İstanbul’un fethini en çok merak ediyorlar. Fetih nasıl oldu? Gemiler karadan nasıl yürütüldü? Fatih Sultan Mehmet İstanbul’un fethi için geldiğinde Haliç zincirlerle kapandı ve gemiler karadan yürütülecek. Gemilerin karadan yürütülmesi peki bir gecede mi oldu? Ya da ilk defa burada Fatih’in düşünüp uyguladığı bir şey miydi? Hayır. 960 yılında ilk defa Avar Türkleri İstanbul’a geliyor ve burayı kuşatıyor, onlar da Haliç’e kapanıyor, ilk defa onlar burada karadan gemilerini yürütmüşlerdir.

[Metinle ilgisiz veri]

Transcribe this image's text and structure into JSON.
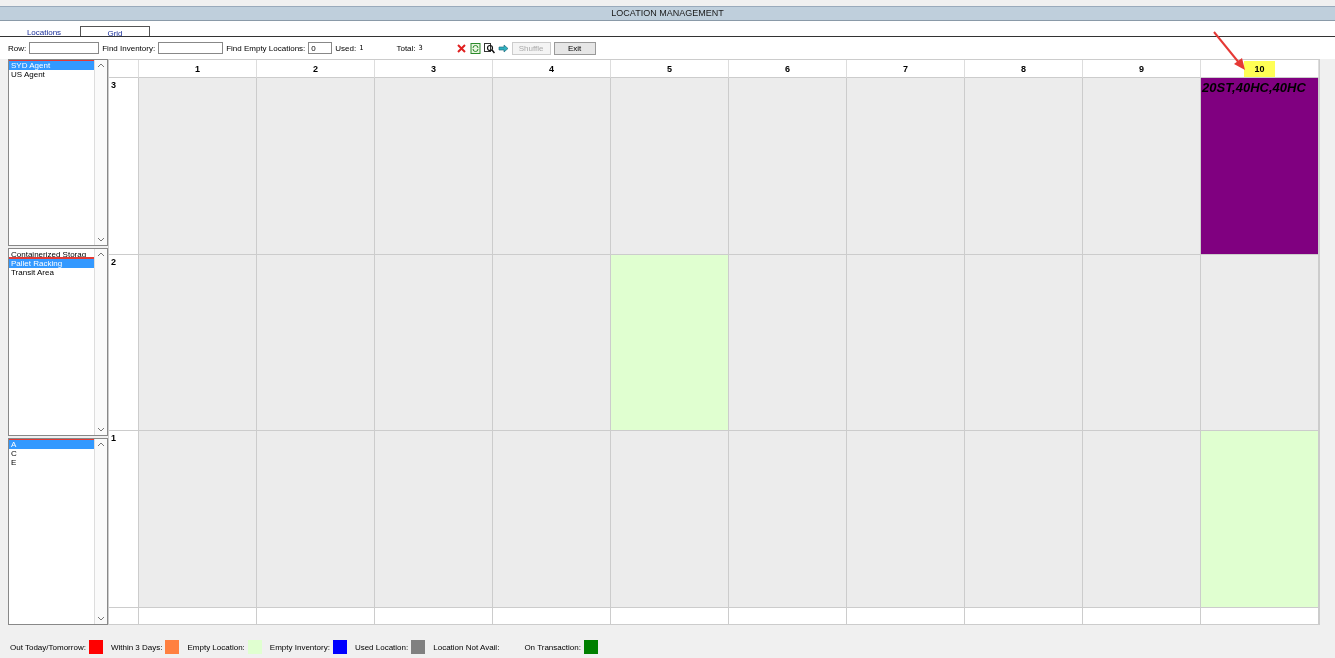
{
  "window": {
    "title": "LOCATION MANAGEMENT"
  },
  "tabs": [
    {
      "label": "Locations",
      "selected": false
    },
    {
      "label": "Grid",
      "selected": true
    }
  ],
  "toolbar": {
    "row_label": "Row:",
    "find_inventory_label": "Find Inventory:",
    "find_empty_label": "Find Empty Locations:",
    "find_empty_value": "0",
    "used_label": "Used:",
    "used_value": "1",
    "total_label": "Total:",
    "total_value": "3",
    "shuffle": {
      "label": "Shuffle",
      "disabled": true
    },
    "exit": {
      "label": "Exit",
      "disabled": false
    }
  },
  "lists": [
    {
      "items": [
        {
          "label": "SYD Agent",
          "selected": true,
          "highlighted": true
        },
        {
          "label": "US Agent",
          "selected": false,
          "highlighted": false
        }
      ]
    },
    {
      "items": [
        {
          "label": "Containerized Storag",
          "selected": false,
          "highlighted": false
        },
        {
          "label": "Pallet Racking",
          "selected": true,
          "highlighted": true
        },
        {
          "label": "Transit Area",
          "selected": false,
          "highlighted": false
        }
      ]
    },
    {
      "items": [
        {
          "label": "A",
          "selected": true,
          "highlighted": true
        },
        {
          "label": "C",
          "selected": false,
          "highlighted": false
        },
        {
          "label": "E",
          "selected": false,
          "highlighted": false
        }
      ]
    }
  ],
  "grid": {
    "columns": [
      {
        "label": "1",
        "highlighted": false
      },
      {
        "label": "2",
        "highlighted": false
      },
      {
        "label": "3",
        "highlighted": false
      },
      {
        "label": "4",
        "highlighted": false
      },
      {
        "label": "5",
        "highlighted": false
      },
      {
        "label": "6",
        "highlighted": false
      },
      {
        "label": "7",
        "highlighted": false
      },
      {
        "label": "8",
        "highlighted": false
      },
      {
        "label": "9",
        "highlighted": false
      },
      {
        "label": "10",
        "highlighted": true
      }
    ],
    "rows": [
      {
        "label": "3",
        "cells": [
          {
            "kind": "free"
          },
          {
            "kind": "free"
          },
          {
            "kind": "free"
          },
          {
            "kind": "free"
          },
          {
            "kind": "free"
          },
          {
            "kind": "free"
          },
          {
            "kind": "free"
          },
          {
            "kind": "free"
          },
          {
            "kind": "free"
          },
          {
            "kind": "occupied",
            "text": "20ST,40HC,40HC"
          }
        ]
      },
      {
        "label": "2",
        "cells": [
          {
            "kind": "free"
          },
          {
            "kind": "free"
          },
          {
            "kind": "free"
          },
          {
            "kind": "free"
          },
          {
            "kind": "empty"
          },
          {
            "kind": "free"
          },
          {
            "kind": "free"
          },
          {
            "kind": "free"
          },
          {
            "kind": "free"
          },
          {
            "kind": "free"
          }
        ]
      },
      {
        "label": "1",
        "cells": [
          {
            "kind": "free"
          },
          {
            "kind": "free"
          },
          {
            "kind": "free"
          },
          {
            "kind": "free"
          },
          {
            "kind": "free"
          },
          {
            "kind": "free"
          },
          {
            "kind": "free"
          },
          {
            "kind": "free"
          },
          {
            "kind": "free"
          },
          {
            "kind": "empty"
          }
        ]
      }
    ]
  },
  "legend": [
    {
      "label": "Out Today/Tomorrow:",
      "color": "#ff0000"
    },
    {
      "label": "Within 3 Days:",
      "color": "#ff8040"
    },
    {
      "label": "Empty Location:",
      "color": "#e0ffd0"
    },
    {
      "label": "Empty Inventory:",
      "color": "#0000ff"
    },
    {
      "label": "Used Location:",
      "color": "#808080"
    },
    {
      "label": "Location Not Avail:"
    },
    {
      "label": "On Transaction:",
      "color": "#008000"
    }
  ]
}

İşte tarihi bileceksiniz. Fatih Sultan Mehmet Han eğer tarihini bilmeseydi nerden öğrenecekti gemileri karadan yürütmeyi. Tarih okudu, öğrendi, o güzergâhı kullandı, B planı olarak bunu önceden görerek gemilerin geçeceği yolları ve sürülecek yağları hazırladı ve Haliç’e böyle indi. Fatih iyi bir stratejistti. Mesela, karadan yürütülen gemilerin hepsi gerçek değildi. Çakma gemiler de geldi. 20-30 tane gemi nasıl bir gecede inecek? 10 tane büyük ana gemi indi, geri kalanı çakma gemiydi. Düşmanın moralini bozmak için bunu yapmıştı.